Hi Simon,
On 07/28/2013 11:09 AM, Simon Glass wrote:
Hi Eric,
On Sun, Jul 28, 2013 at 10:57 AM, Eric Nelson <eric.nelson@boundarydevices.com mailto:eric.nelson@boundarydevices.com> wrote:
On our boards, we store the environment in SPI-NOR, but in a separate 8k block. I presume the "bound" fdt will be stored immediately after U-Boot, which will move around a bit as the code changes.
Yes - it would be nice to have an option to put the FDT anywhere, but that is not supported at present. Even better if SPL could load it.
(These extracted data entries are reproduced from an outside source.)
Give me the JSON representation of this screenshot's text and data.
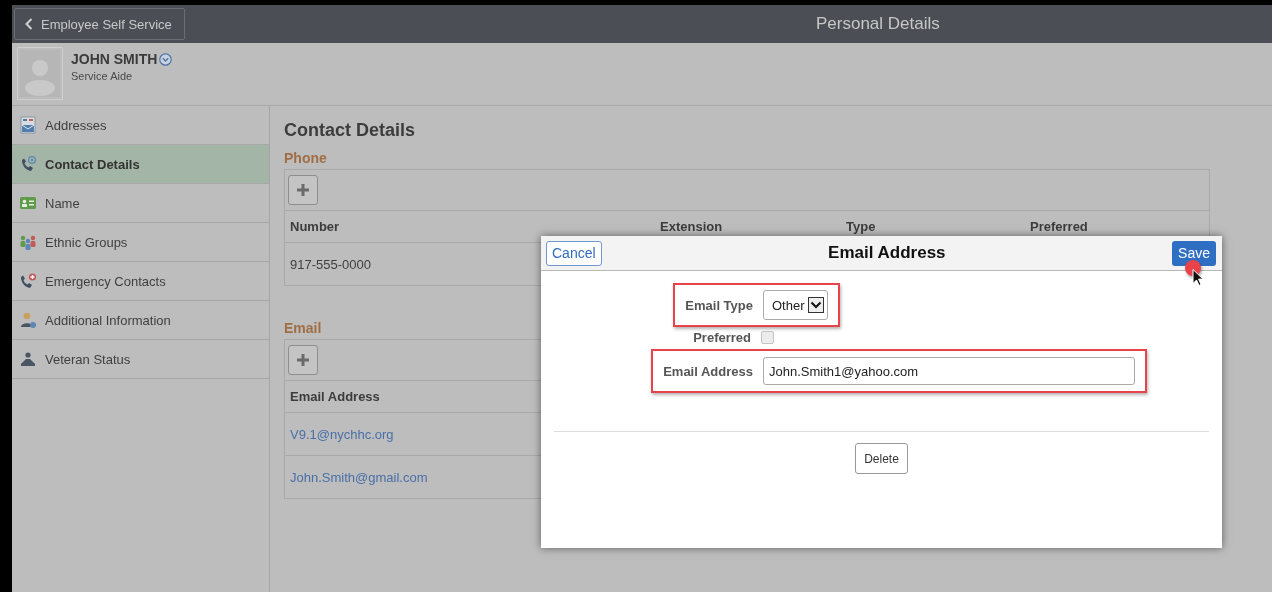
{
  "header": {
    "back_button": "Employee Self Service",
    "title": "Personal Details"
  },
  "profile": {
    "name": "JOHN SMITH",
    "job_title": "Service Aide"
  },
  "sidebar": {
    "items": [
      {
        "label": "Addresses",
        "kind": "addresses",
        "selected": false
      },
      {
        "label": "Contact Details",
        "kind": "contact",
        "selected": true
      },
      {
        "label": "Name",
        "kind": "name",
        "selected": false
      },
      {
        "label": "Ethnic Groups",
        "kind": "ethnic",
        "selected": false
      },
      {
        "label": "Emergency Contacts",
        "kind": "emergency",
        "selected": false
      },
      {
        "label": "Additional Information",
        "kind": "additional",
        "selected": false
      },
      {
        "label": "Veteran Status",
        "kind": "veteran",
        "selected": false
      }
    ]
  },
  "content": {
    "title": "Contact Details",
    "sections": [
      {
        "heading": "Phone",
        "columns": [
          "Number",
          "Extension",
          "Type",
          "Preferred"
        ],
        "rows": [
          [
            "917-555-0000"
          ]
        ],
        "kind": "plain"
      },
      {
        "heading": "Email",
        "columns": [
          "Email Address"
        ],
        "rows": [
          [
            "V9.1@nychhc.org"
          ],
          [
            "John.Smith@gmail.com"
          ]
        ],
        "kind": "link"
      }
    ]
  },
  "dialog": {
    "title": "Email Address",
    "cancel": "Cancel",
    "save": "Save",
    "fields": [
      {
        "kind": "select",
        "label": "Email Type",
        "value": "Other",
        "highlighted": true
      },
      {
        "kind": "checkbox",
        "label": "Preferred",
        "checked": false,
        "highlighted": false
      },
      {
        "kind": "text",
        "label": "Email Address",
        "value": "John.Smith1@yahoo.com",
        "highlighted": true
      }
    ],
    "delete": "Delete"
  }
}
Better again if U-Boot plus its FDTs could be a FIT image and SPL could load that and select the correct FDT.
That's a whole bunch of TLAs :)
I don't see any major blockers in any of these, though our immediate goals are much more modest: - put display configuration into a read/write spot, and - allow users to specify resolutions for HDMI and timing information for new panels
If we can just parse block(s) of DT text, then update or append that to the kernel FDT, I think we can meet our needs.
The FDT is normally stored immediately after U-Boot, but I suppose we could add an option for the FDT to live elsewhere, or perhaps be loaded from flash live the environment. Actually the latter is already possible by reading the new FDT into RAM in your boot script, and making U-Boot use it, something like: sf probe sf read <addr> ... fdt addr -c <addr> At the moment, we intend to normally load the FDT from the same media as the kernel for a couple of reasons: - It's not needed at all for non-Linux uses (we support Windows Embedded, QNX, et cetera) - We'll likely need separate FDTs for different boards which can execute the same U-Boot binary (Nitrogen6x, SABRE Lite) unless we can figure out a way to place small conditionals in the FDT
We attach a kernel FDT to the kernel image. Passing U-Boot's FDT to the kernel is an option that I haven't explored, and is probably only possible if it can be updated.
I'm coming at this from the other direction: I've only seen how to load FDT from secondary storage and hand it to the kernel with bootm.